I guess its about trying to objectivly assess each situation and whether or not you want "guranteed outcome climbing" which is fine (but I think less rewarding).
 Michael Ryan 14 Aug 2007
In reply to bendurance:

Hi bendurance,

Glad you posted that as some above got the wrong end of the stick, although you did clearly state in your initial post that you fell whilst going for it and didn't jump.

Great posts.

Thank you.

Mick
Removed User 14 Aug 2007
In reply to Offwidth:

Sadly I'd have to agree. The Mall at Millstone felt a good bit harder & thats only VS4c.

Ditto Fern Crack.
 climbingpixie 14 Aug 2007
In reply to bendurance:

> I should clarify I wasnt intending to lob off each time, just a combination of pushing my limit and not having climbed much recently. Neither is falling the aim here - but climbing with 100% commitment and reaching my potential definitely is.

That's a good attitude to have. Not committing fully to moves makes you more likely to fall off and stops you from being able to climb at your limit. Though I've only taken a few falls they gave me more confidence in my gear and I'm happier now to embark on committing sequences, knowing that I have good protection in (obviously usual disclaimers apply about poor gear/potential things to hit etc).
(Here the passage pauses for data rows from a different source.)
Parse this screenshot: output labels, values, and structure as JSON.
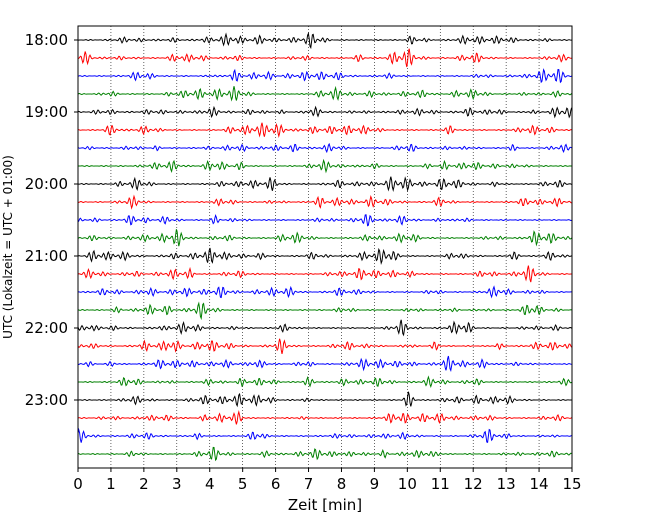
{
  "chart_data": {
    "type": "line",
    "title": "",
    "xlabel": "Zeit  [min]",
    "ylabel": "UTC (Lokalzeit = UTC + 01:00)",
    "xlim": [
      0,
      15
    ],
    "x_ticks": [
      "0",
      "1",
      "2",
      "3",
      "4",
      "5",
      "6",
      "7",
      "8",
      "9",
      "10",
      "11",
      "12",
      "13",
      "14",
      "15"
    ],
    "y_tick_labels": [
      "18:00",
      "19:00",
      "20:00",
      "21:00",
      "22:00",
      "23:00"
    ],
    "trace_start": "18:00",
    "trace_minutes": 15,
    "trace_count": 24,
    "trace_colors": [
      "#000000",
      "#ff0000",
      "#0000ff",
      "#008000"
    ],
    "grid": "vertical dotted"
  }
}
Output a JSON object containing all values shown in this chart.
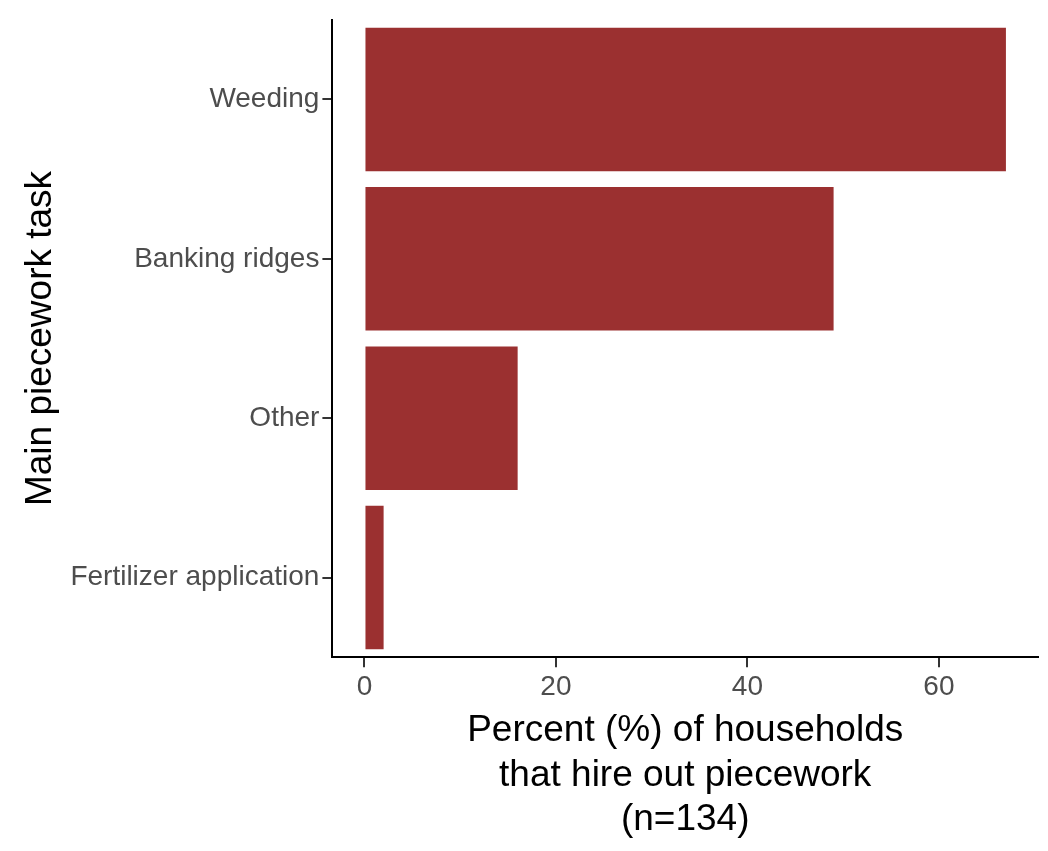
{
  "chart_data": {
    "type": "bar",
    "orientation": "horizontal",
    "categories": [
      "Weeding",
      "Banking ridges",
      "Other",
      "Fertilizer application"
    ],
    "values": [
      67,
      49,
      16,
      2
    ],
    "color": "#9b3030",
    "xlim": [
      -3.35,
      70.35
    ],
    "xticks": [
      0,
      20,
      40,
      60
    ],
    "xlabel": "Percent (%) of households\nthat hire out piecework\n(n=134)",
    "ylabel": "Main piecework task",
    "grid": false,
    "legend": false
  }
}
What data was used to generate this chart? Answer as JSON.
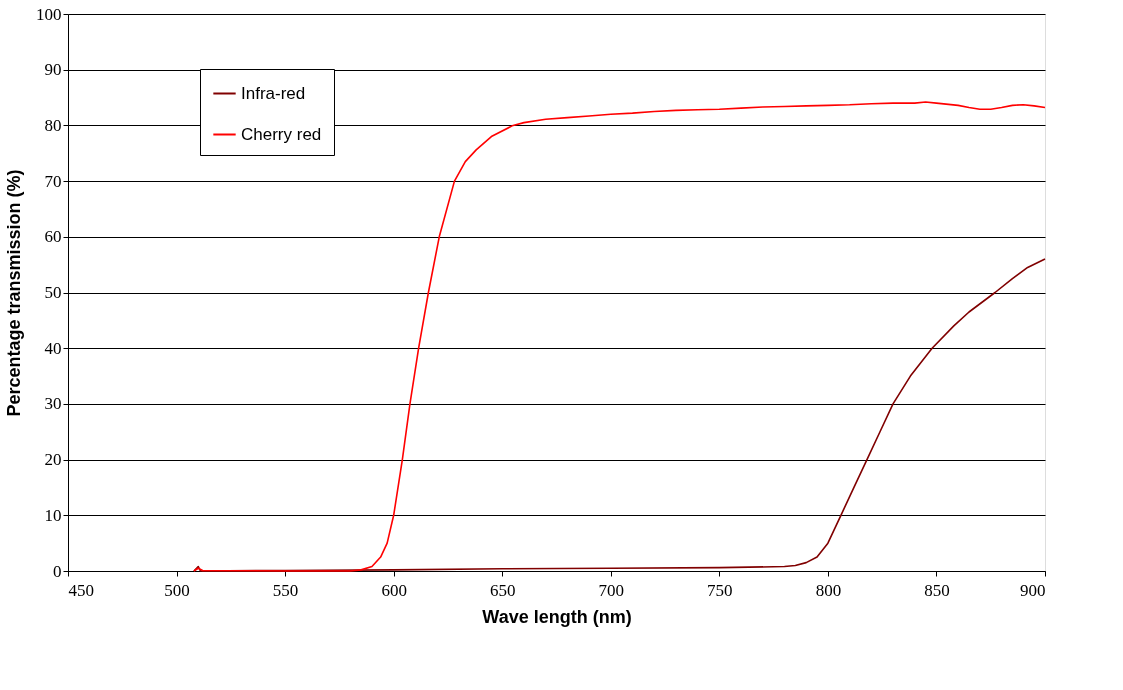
{
  "chart_data": {
    "type": "line",
    "xlabel": "Wave length (nm)",
    "ylabel": "Percentage transmission (%)",
    "xlim": [
      450,
      900
    ],
    "xticks": [
      450,
      500,
      550,
      600,
      650,
      700,
      750,
      800,
      850,
      900
    ],
    "ylim": [
      0,
      100
    ],
    "yticks": [
      0,
      10,
      20,
      30,
      40,
      50,
      60,
      70,
      80,
      90,
      100
    ],
    "grid": "y",
    "legend": "top left",
    "line_style": "solid",
    "marker": "none",
    "series": [
      {
        "name": "Infra-red",
        "color": "#800000",
        "x": [
          508,
          510,
          511,
          550,
          600,
          650,
          700,
          750,
          780,
          785,
          790,
          795,
          800,
          806,
          812,
          818,
          824,
          830,
          838,
          848,
          858,
          865,
          877,
          885,
          892,
          900
        ],
        "values": [
          0,
          0.8,
          0,
          0.1,
          0.2,
          0.4,
          0.5,
          0.6,
          0.8,
          1.0,
          1.5,
          2.5,
          5,
          10,
          15,
          20,
          25,
          30,
          35,
          40,
          44,
          46.5,
          50,
          52.5,
          54.5,
          56
        ]
      },
      {
        "name": "Cherry red",
        "color": "#ff0000",
        "x": [
          508,
          510,
          512,
          550,
          580,
          585,
          590,
          594,
          597,
          600,
          604,
          607.5,
          611.5,
          616,
          621,
          628,
          633,
          638,
          645,
          655,
          660,
          670,
          680,
          690,
          700,
          710,
          720,
          730,
          740,
          750,
          760,
          770,
          780,
          790,
          800,
          810,
          820,
          830,
          840,
          845,
          850,
          860,
          865,
          870,
          875,
          880,
          885,
          890,
          895,
          900
        ],
        "values": [
          0,
          0.5,
          0.1,
          0,
          0,
          0.2,
          0.8,
          2.5,
          5,
          10,
          20,
          30,
          40,
          50,
          60,
          70,
          73.5,
          75.6,
          78,
          80,
          80.5,
          81.1,
          81.4,
          81.7,
          82,
          82.2,
          82.5,
          82.7,
          82.8,
          82.9,
          83.1,
          83.3,
          83.4,
          83.5,
          83.6,
          83.7,
          83.9,
          84,
          84,
          84.2,
          84,
          83.6,
          83.2,
          82.9,
          82.9,
          83.2,
          83.6,
          83.7,
          83.5,
          83.2
        ]
      }
    ]
  }
}
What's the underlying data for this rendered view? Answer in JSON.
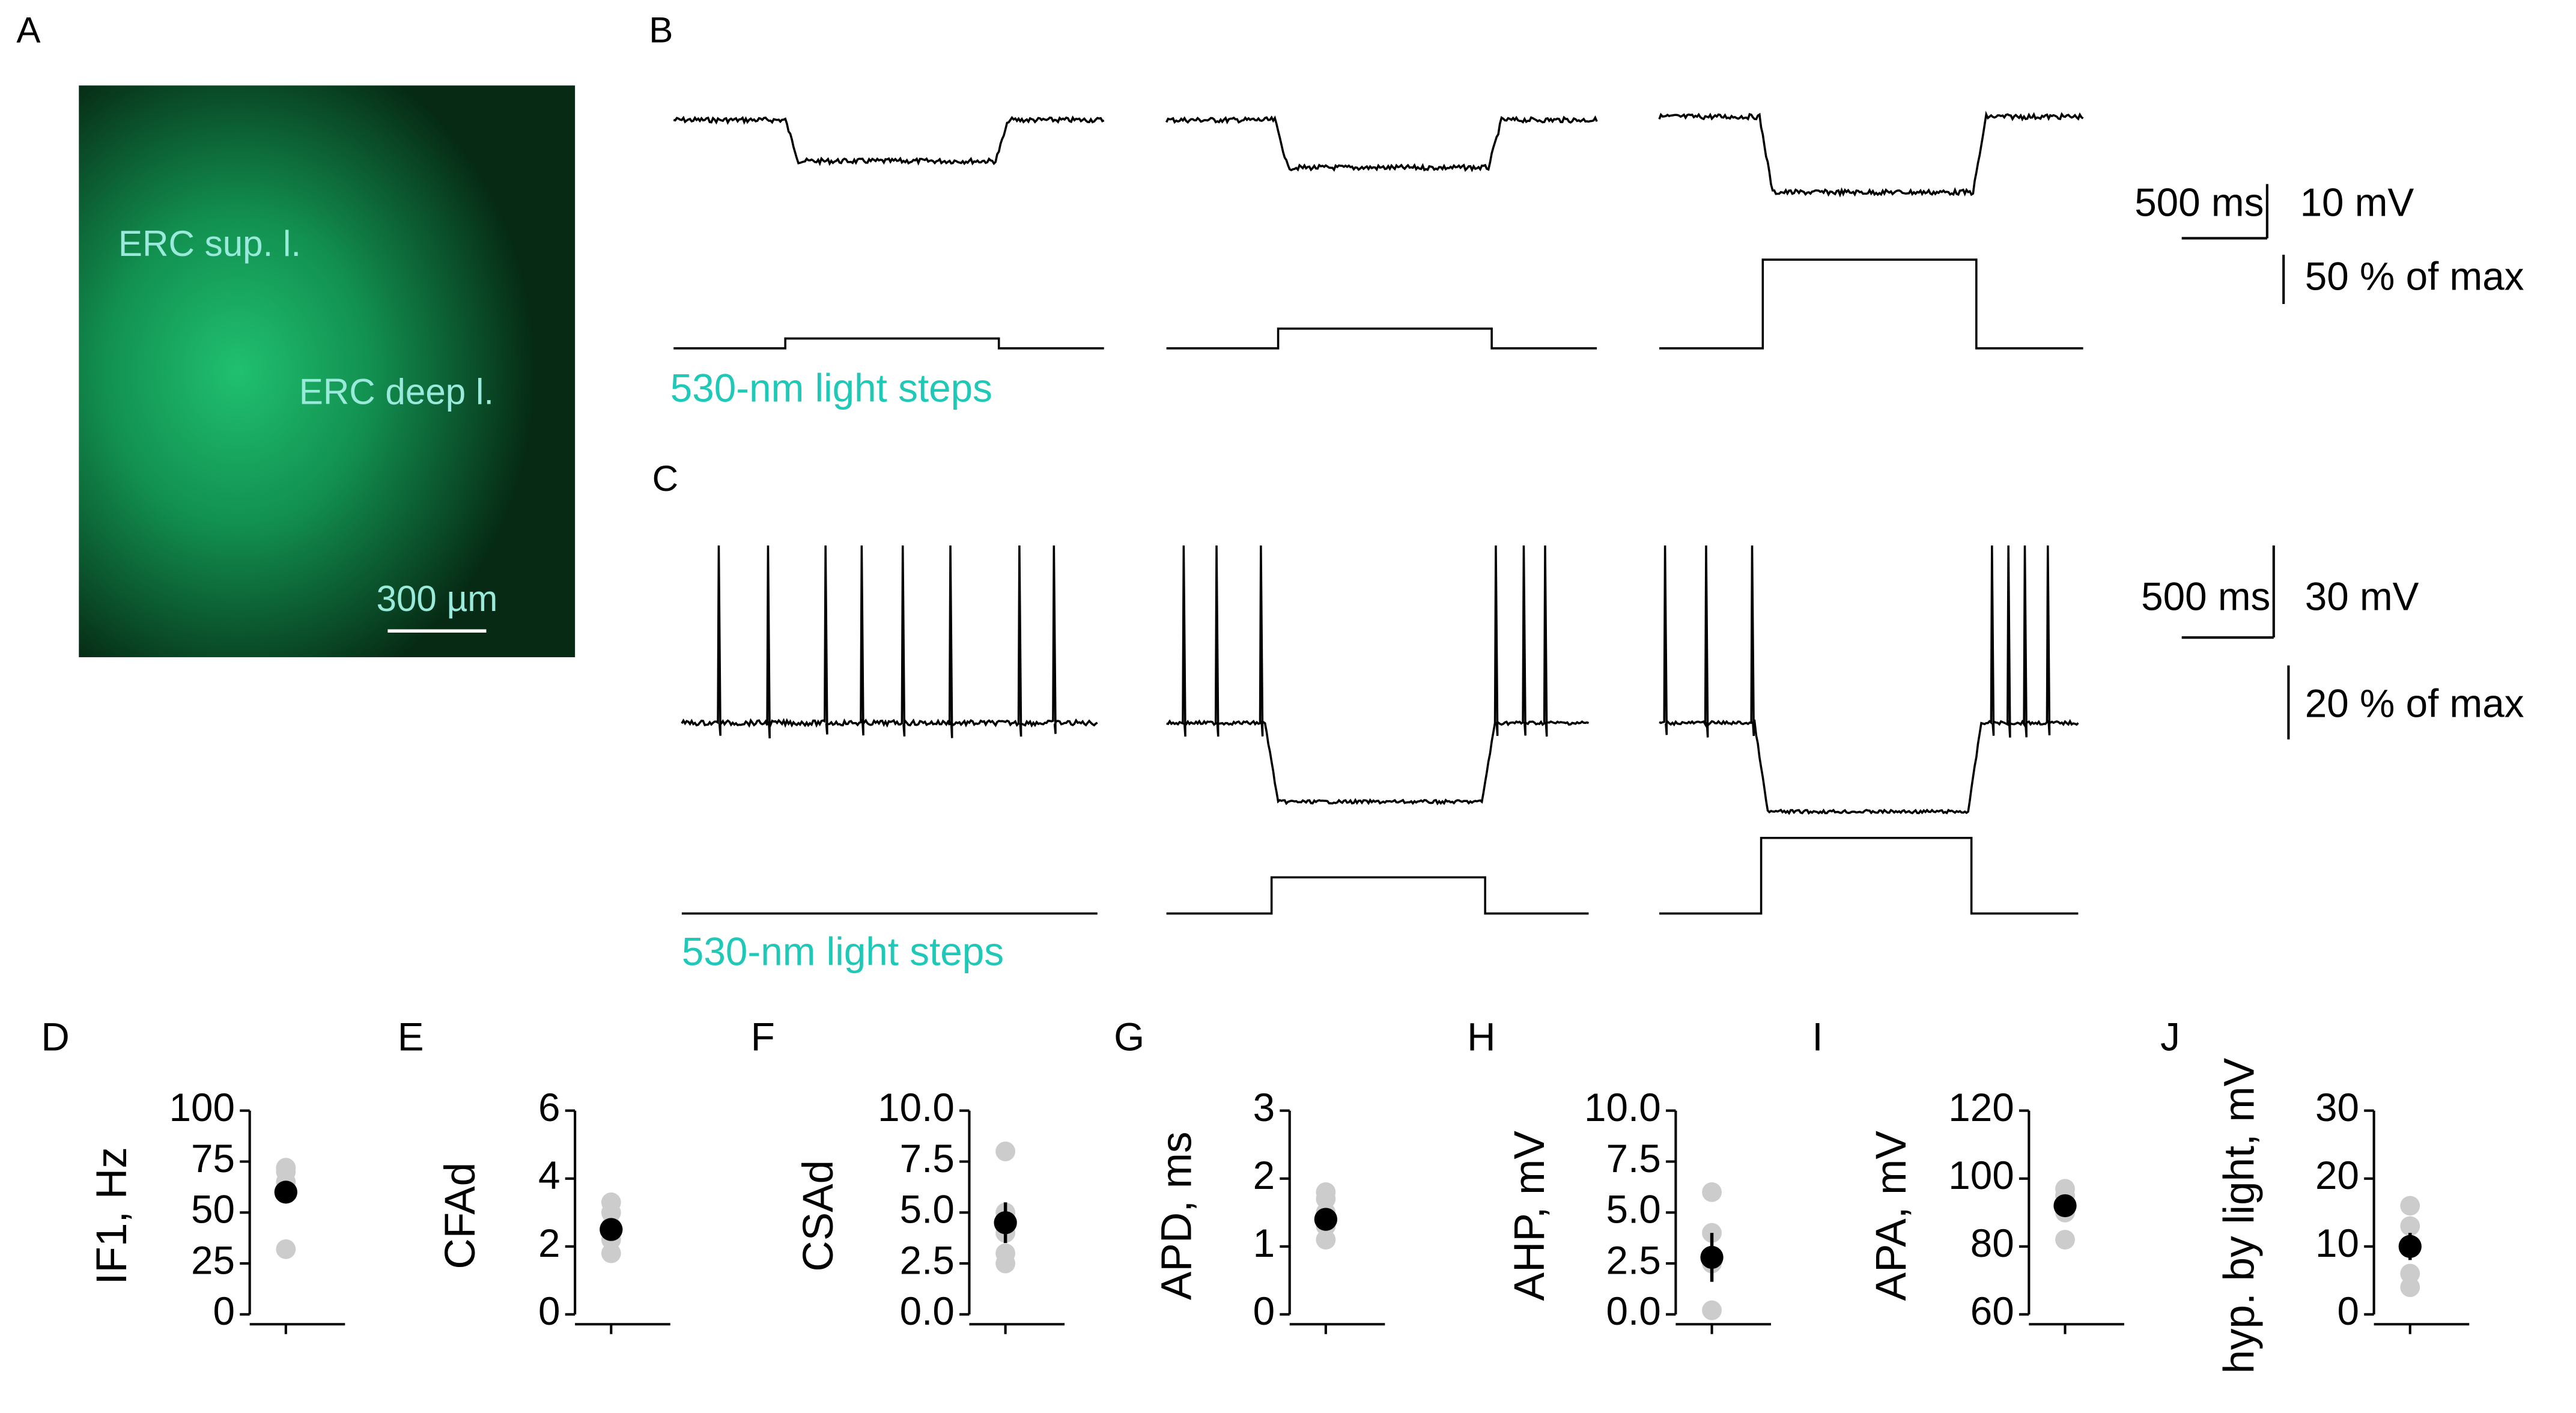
{
  "panel_A": {
    "letter": "A",
    "labels": [
      "ERC sup. l.",
      "ERC deep l."
    ],
    "scale_bar": "300 µm"
  },
  "panel_B": {
    "letter": "B",
    "time_scale": "500 ms",
    "voltage_scale": "10 mV",
    "light_scale": "50 % of max",
    "stimulus": "530-nm light steps"
  },
  "panel_C": {
    "letter": "C",
    "time_scale": "500 ms",
    "voltage_scale": "30 mV",
    "light_scale": "20 % of max",
    "stimulus": "530-nm light steps"
  },
  "chart_data": [
    {
      "type": "strip",
      "panel": "D",
      "ylabel": "IF1, Hz",
      "ylim": [
        0,
        100
      ],
      "yticks": [
        0,
        25,
        50,
        75,
        100
      ],
      "values": [
        32,
        60,
        65,
        70,
        72
      ],
      "mean": 60,
      "error": 5,
      "color": "#cccccc",
      "mean_color": "#000000"
    },
    {
      "type": "strip",
      "panel": "E",
      "ylabel": "CFAd",
      "ylim": [
        0,
        6
      ],
      "yticks": [
        0,
        2,
        4,
        6
      ],
      "values": [
        1.8,
        2.2,
        2.6,
        3.0,
        3.3
      ],
      "mean": 2.5,
      "error": 0.3,
      "color": "#cccccc",
      "mean_color": "#000000"
    },
    {
      "type": "strip",
      "panel": "F",
      "ylabel": "CSAd",
      "ylim": [
        0,
        10
      ],
      "yticks": [
        {
          "value": 0,
          "label": "0.0"
        },
        {
          "value": 2.5,
          "label": "2.5"
        },
        {
          "value": 5,
          "label": "5.0"
        },
        {
          "value": 7.5,
          "label": "7.5"
        },
        {
          "value": 10,
          "label": "10.0"
        }
      ],
      "values": [
        2.5,
        3,
        4,
        5,
        8
      ],
      "mean": 4.5,
      "error": 1,
      "color": "#cccccc",
      "mean_color": "#000000"
    },
    {
      "type": "strip",
      "panel": "G",
      "ylabel": "APD, ms",
      "ylim": [
        0,
        3
      ],
      "yticks": [
        0,
        1,
        2,
        3
      ],
      "values": [
        1.1,
        1.3,
        1.5,
        1.7,
        1.8
      ],
      "mean": 1.4,
      "error": 0.1,
      "color": "#cccccc",
      "mean_color": "#000000"
    },
    {
      "type": "strip",
      "panel": "H",
      "ylabel": "AHP, mV",
      "ylim": [
        0,
        10
      ],
      "yticks": [
        {
          "value": 0,
          "label": "0.0"
        },
        {
          "value": 2.5,
          "label": "2.5"
        },
        {
          "value": 5,
          "label": "5.0"
        },
        {
          "value": 7.5,
          "label": "7.5"
        },
        {
          "value": 10,
          "label": "10.0"
        }
      ],
      "values": [
        0.2,
        2.5,
        4,
        6
      ],
      "mean": 2.8,
      "error": 1.2,
      "color": "#cccccc",
      "mean_color": "#000000"
    },
    {
      "type": "strip",
      "panel": "I",
      "ylabel": "APA, mV",
      "ylim": [
        60,
        120
      ],
      "yticks": [
        60,
        80,
        100,
        120
      ],
      "values": [
        82,
        90,
        95,
        97
      ],
      "mean": 92,
      "error": 3,
      "color": "#cccccc",
      "mean_color": "#000000"
    },
    {
      "type": "strip",
      "panel": "J",
      "ylabel": "hyp. by light, mV",
      "ylim": [
        0,
        30
      ],
      "yticks": [
        0,
        10,
        20,
        30
      ],
      "values": [
        4,
        6,
        10,
        13,
        16
      ],
      "mean": 10,
      "error": 2,
      "color": "#cccccc",
      "mean_color": "#000000"
    }
  ]
}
It's helped me climb harder but more importantly I get more satisfaction from doing a route at the top of my ability than one within my comfort zone.
 Swig 15 Aug 2007
In reply to Removed User:

Ah, but fern crack (rightly) gets HVS in the new stanage guide.

joint effort is at the lower end of the HVS grade and most VSs on lime are towards the top of the grade (mainly due to being polished to f**k).
 tommyzero 15 Aug 2007
In reply to bendurance:

Uh oh. 'Cure'.

Where is Richard Dawkins when you need him?